This 4 mile walk along the Langden Brook Valley in the Forest of Bowland is a hidden gem that is absolutely stunning whatever the weather.
It is a short walk that has so much to offer. Amazing views over the valley and beyond, along with riverside walking at the valley bottom. Plus there is the castle that is not a castle and a connection to the Pendle witches.
This is a super family walk. Views without huge long climbs, and not too long a walk for little legs. And for sure it is a fantastic dog walk. Read on to find out more.
This walk is in the heart of the Trough of Bowland so even the drive to the start point is spectacular. I do think the Trough of Bowland is so very underestimated and not as well known as it should. Plus the drive is easily comparable to the bigger known Dales and Lakes drives.
The unnamed road through the Trough of Bowland has the Langden Brook Car Park situated near Sykes and Hareden. It is shown and labelled on Google Maps.
Not every time, but most times, I have parked here there has been a big refreshments van serving all kinds of warm food, and warm and cold drinks…perfect for after the walk.
Starting The Walk
Within the trees next to the car park is a sign saying, “Welcome to Langden,” plus a wide tree lined track to walk down. Malc was ready for the off.
After a few hundred metres you will come to a house on your left hand side.
The house was once the admin building for Langden Intake. It is one of the collection of intakes and water treatment works in the area that collects virtually pure waters from the valleys here and helps supply water to the Preston and Blackburn areas.
Follow the path around with the intake on your left, and as you step out of the trees the views begin to open up.
The path widens and suddenly you are in open valley countryside with Langden Brook running beside you. This is an area where some people, including families, come for paddling and playing in the fresh air.
Langden Brook is a tributary of the River Hodder and its start point is up on Hawthornthwaite Fell where it meets the Hodder near Dunsop Bridge. This walk takes in one of the finest sections of the area to be sure.

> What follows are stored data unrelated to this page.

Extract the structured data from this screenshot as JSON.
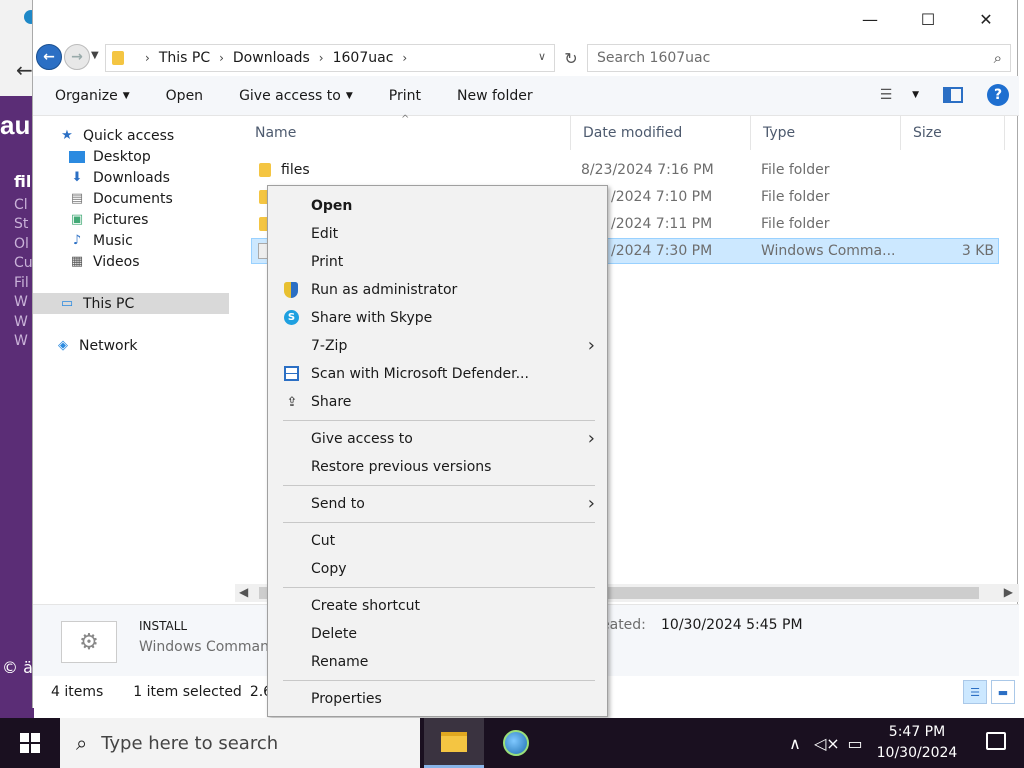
{
  "background_app": {
    "heading_fragment": "au",
    "lines_title": "fil",
    "lines": [
      "Cl",
      "St",
      "Ol",
      "Cu",
      "Fil",
      "W",
      "W",
      "W"
    ],
    "footer_fragment": "© ä"
  },
  "window": {
    "minimize": "—",
    "maximize": "☐",
    "close": "✕"
  },
  "address": {
    "crumbs": [
      "This PC",
      "Downloads",
      "1607uac"
    ],
    "search_placeholder": "Search 1607uac"
  },
  "toolbar": {
    "organize": "Organize",
    "open": "Open",
    "give_access": "Give access to",
    "print": "Print",
    "new_folder": "New folder",
    "help": "?"
  },
  "nav": {
    "quick_access": "Quick access",
    "desktop": "Desktop",
    "downloads": "Downloads",
    "documents": "Documents",
    "pictures": "Pictures",
    "music": "Music",
    "videos": "Videos",
    "this_pc": "This PC",
    "network": "Network"
  },
  "columns": {
    "name": "Name",
    "date": "Date modified",
    "type": "Type",
    "size": "Size"
  },
  "files": [
    {
      "name": "files",
      "date": "8/23/2024 7:16 PM",
      "type": "File folder",
      "size": ""
    },
    {
      "name": "",
      "date": "/2024 7:10 PM",
      "type": "File folder",
      "size": ""
    },
    {
      "name": "",
      "date": "/2024 7:11 PM",
      "type": "File folder",
      "size": ""
    },
    {
      "name": "",
      "date": "/2024 7:30 PM",
      "type": "Windows Comma...",
      "size": "3 KB"
    }
  ],
  "details": {
    "name": "INSTALL",
    "type": "Windows Command",
    "created_label": "eated:",
    "created_value": "10/30/2024 5:45 PM"
  },
  "status": {
    "count": "4 items",
    "selected": "1 item selected",
    "size": "2.61 K"
  },
  "context_menu": {
    "open": "Open",
    "edit": "Edit",
    "print": "Print",
    "run_as_admin": "Run as administrator",
    "share_skype": "Share with Skype",
    "seven_zip": "7-Zip",
    "scan_defender": "Scan with Microsoft Defender...",
    "share": "Share",
    "give_access": "Give access to",
    "restore_versions": "Restore previous versions",
    "send_to": "Send to",
    "cut": "Cut",
    "copy": "Copy",
    "create_shortcut": "Create shortcut",
    "delete": "Delete",
    "rename": "Rename",
    "properties": "Properties"
  },
  "taskbar": {
    "search_placeholder": "Type here to search",
    "time": "5:47 PM",
    "date": "10/30/2024"
  }
}
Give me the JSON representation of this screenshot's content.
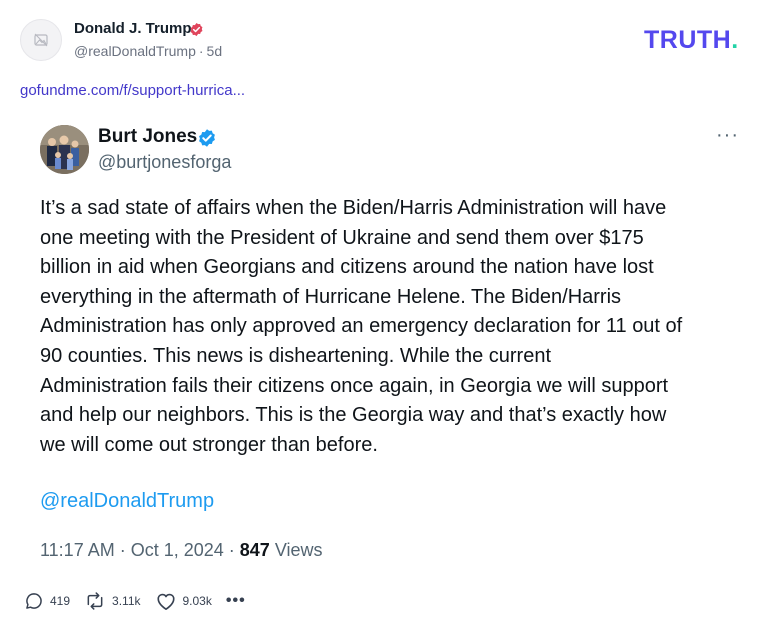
{
  "post": {
    "author_name": "Donald J. Trump",
    "handle": "@realDonaldTrump",
    "age": "5d",
    "link_text": "gofundme.com/f/support-hurrica..."
  },
  "logo": {
    "text": "TRUTH",
    "dot": "."
  },
  "embed": {
    "name": "Burt Jones",
    "handle": "@burtjonesforga",
    "more": "···",
    "text": "It’s a sad state of affairs when the Biden/Harris Administration will have\none meeting with the President of Ukraine and send them over $175\nbillion in aid when Georgians and citizens around the nation have lost\neverything in the aftermath of Hurricane Helene. The Biden/Harris\nAdministration has only approved an emergency declaration for 11 out of\n90 counties. This news is disheartening. While the current\nAdministration fails their citizens once again, in Georgia we will support\nand help our neighbors. This is the Georgia way and that’s exactly how\nwe will come out stronger than before.",
    "mention": "@realDonaldTrump",
    "time": "11:17 AM · Oct 1, 2024 · ",
    "views_count": "847",
    "views_label": " Views"
  },
  "actions": {
    "replies": "419",
    "retruths": "3.11k",
    "likes": "9.03k",
    "more": "•••"
  },
  "colors": {
    "logo": "#5448ee",
    "logo_dot": "#22d3a6",
    "link": "#4338ca",
    "mention": "#1d9bf0",
    "verified_red": "#e0455c",
    "verified_blue": "#1d9bf0"
  },
  "icons": [
    "image-placeholder-icon",
    "verified-badge-icon",
    "reply-icon",
    "retruth-icon",
    "like-icon",
    "more-icon"
  ]
}
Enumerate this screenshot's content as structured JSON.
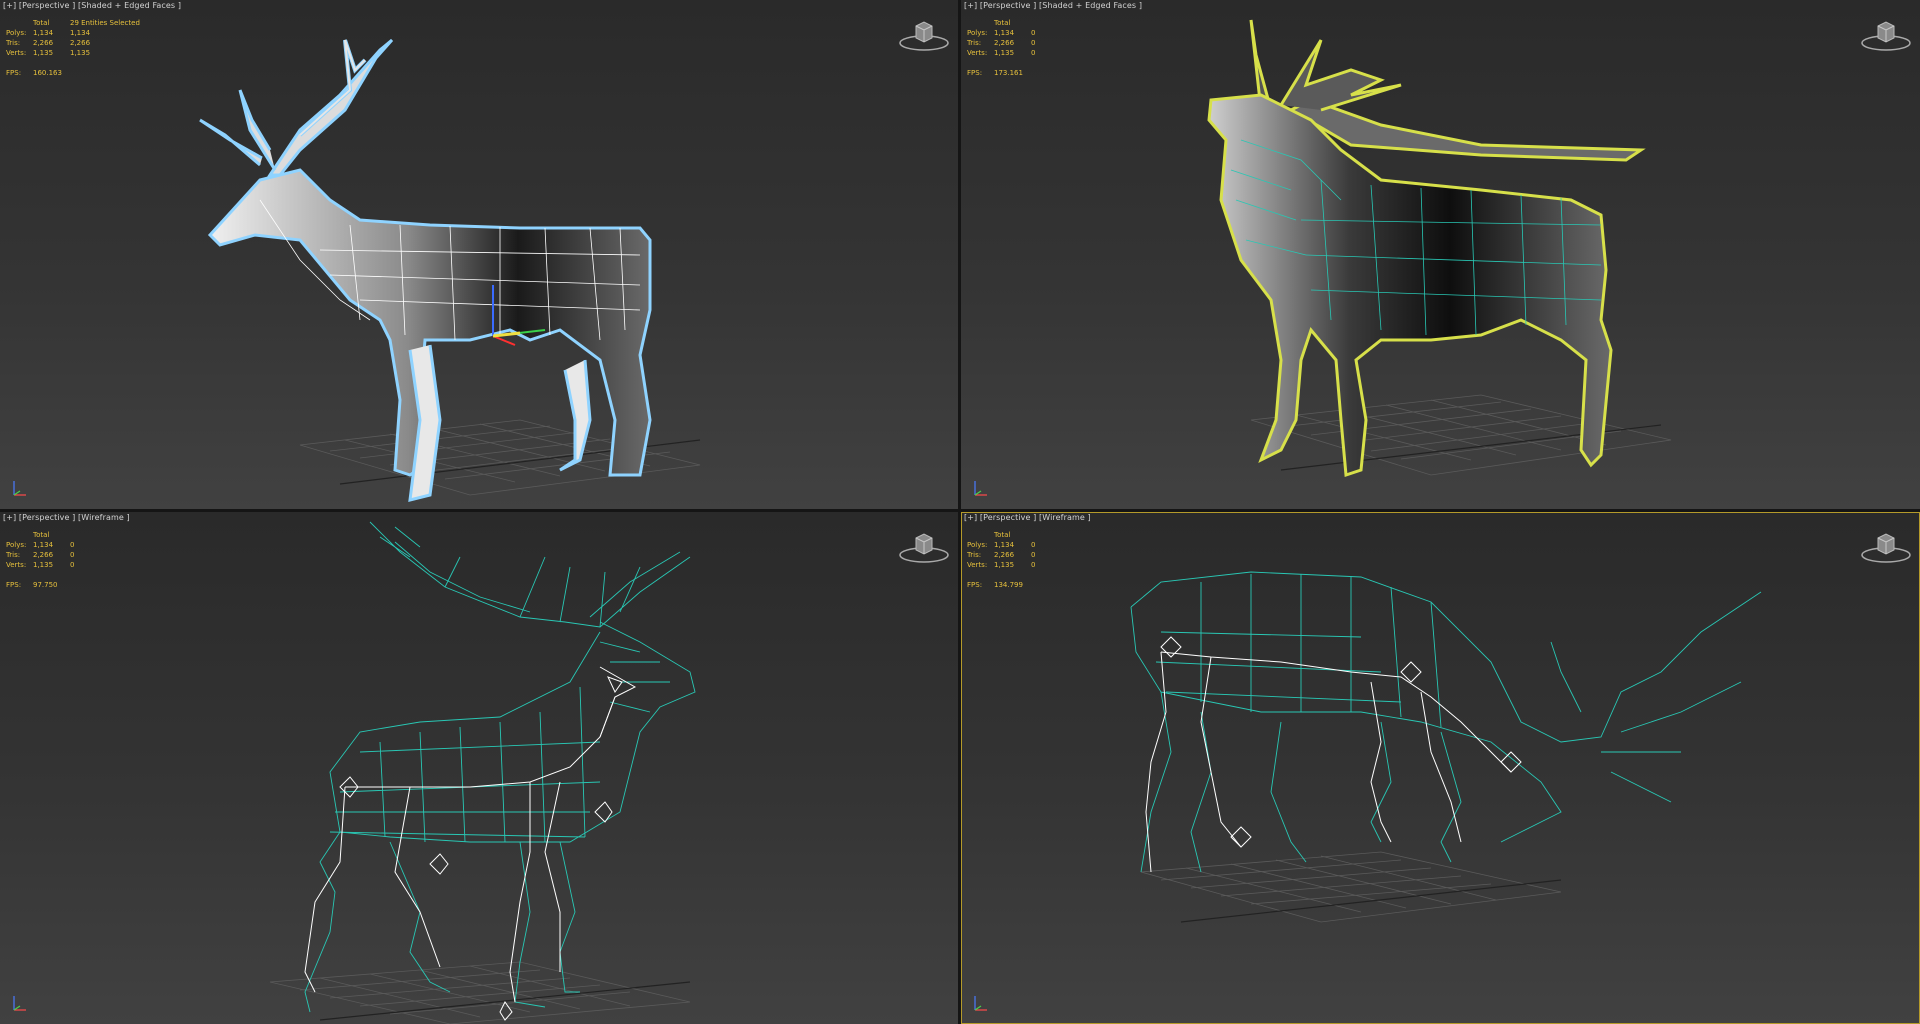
{
  "viewports": [
    {
      "label": "[+] [Perspective ] [Shaded + Edged Faces ]",
      "header": {
        "c1": "Total",
        "c2": "29 Entities Selected"
      },
      "rows": [
        {
          "name": "Polys:",
          "total": "1,134",
          "sel": "1,134"
        },
        {
          "name": "Tris:",
          "total": "2,266",
          "sel": "2,266"
        },
        {
          "name": "Verts:",
          "total": "1,135",
          "sel": "1,135"
        }
      ],
      "fps_label": "FPS:",
      "fps": "160.163"
    },
    {
      "label": "[+] [Perspective ] [Shaded + Edged Faces ]",
      "header": {
        "c1": "Total",
        "c2": ""
      },
      "rows": [
        {
          "name": "Polys:",
          "total": "1,134",
          "sel": "0"
        },
        {
          "name": "Tris:",
          "total": "2,266",
          "sel": "0"
        },
        {
          "name": "Verts:",
          "total": "1,135",
          "sel": "0"
        }
      ],
      "fps_label": "FPS:",
      "fps": "173.161"
    },
    {
      "label": "[+] [Perspective ] [Wireframe ]",
      "header": {
        "c1": "Total",
        "c2": ""
      },
      "rows": [
        {
          "name": "Polys:",
          "total": "1,134",
          "sel": "0"
        },
        {
          "name": "Tris:",
          "total": "2,266",
          "sel": "0"
        },
        {
          "name": "Verts:",
          "total": "1,135",
          "sel": "0"
        }
      ],
      "fps_label": "FPS:",
      "fps": "97.750"
    },
    {
      "label": "[+] [Perspective ] [Wireframe ]",
      "header": {
        "c1": "Total",
        "c2": ""
      },
      "rows": [
        {
          "name": "Polys:",
          "total": "1,134",
          "sel": "0"
        },
        {
          "name": "Tris:",
          "total": "2,266",
          "sel": "0"
        },
        {
          "name": "Verts:",
          "total": "1,135",
          "sel": "0"
        }
      ],
      "fps_label": "FPS:",
      "fps": "134.799"
    }
  ],
  "colors": {
    "stats_text": "#e6c03c",
    "wire_cyan": "#29c7b4",
    "select_outline_blue": "#8fd3ff",
    "select_outline_yellow": "#d7e04a",
    "active_border": "#b49a2a"
  },
  "icons": [
    "viewcube-icon",
    "axis-tripod-icon"
  ]
}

If you sit still for a while you could be lucky enough to spot some grey wagtails jumping about the stones protruding from the water.
Follow the brook for a short while and enjoy the wide aspect of the valley ahead.
The Upwards Path
Soon you will come to a fork in the path. This is where you have a choice. Take the left for a level linear walk to the castle and back. Or take the right so that on the way out you can enjoy some views from above and make a sort of circular walk. I always take the right and upwards path.
It does get a little steep in spots, but it doesn’t go on forever. It is great for the heart and lungs and well worth those few hundred metres of upwards climb.
Before long the up is well worth the effort. Looking ahead you get an amazing view up the valley. This is a spot where you will appreciate that walking just a mile or 2 away from the road provides you with opportunities to see Lancashire in absolute stunning splendour.
I do like to take a good pause up here to take it all in. Looking back, too, you can see where you started and the valley you have walked up so far…and beyond.
The waterworks from here look so discreet and well hidden beneath the trees. A landscape seemingly unspoilt.
Back Down To The Valley
As you walk along the well laid and wide path, the views keep on coming and coming. It is hard to get lost. Just keep the valley bottom and river on your left down below and avoid any tempting right turns or smaller paths.
The objective is to head down to that point ahead where seemingly 3 valleys meet in a perfect and natural formation.
The path gradually goes down and ahead to where you will once again meet the level path you could have taken had you took the left at the fork.
At the point where the paths meet there is a memorial stone dedicated to pilots who crashed in the area during WW2.
It is a stark reminder of the men and the collective effort and loss for countries beyond our own.
Langden Castle, the castle that is not a castle, is just a few hundred metres further on. Perfectly placed in the centre of the valley you will see it is far removed from what you expect a castle to be. A barn type building with a corrugated iron roof.
It was probably nicknamed Langden Castle at some point and it stuck. It is actually some kind of shooting lodge or shelter. Used more by the sheep when the elements are bad.
It certainly sits in a lovely spot though.
This path you are walking is a section of the Pendle Witches Way. A 48 mile long distance walk from Pendle, where they came from, to Lancaster, where they were put on trial.
There is no exact historical reference to the route they were marched along but there is a strong rumour that the Pendle Witches stayed in Langden Castle en route.
The Path Back To The Start
It is hard to believe that you have seen and experienced so much in less than 2 miles, but it goes to show what the area has to offer.
From the castle, turn back, and this time at the fork take the right one. This allows you to walk back to the start on the flatter route along the valley bottom which keeps the variety going.
Once back at the car park you can kick off your boots, grab some refreshments and look back on a great few hours in a gorgeous part of Lancashire.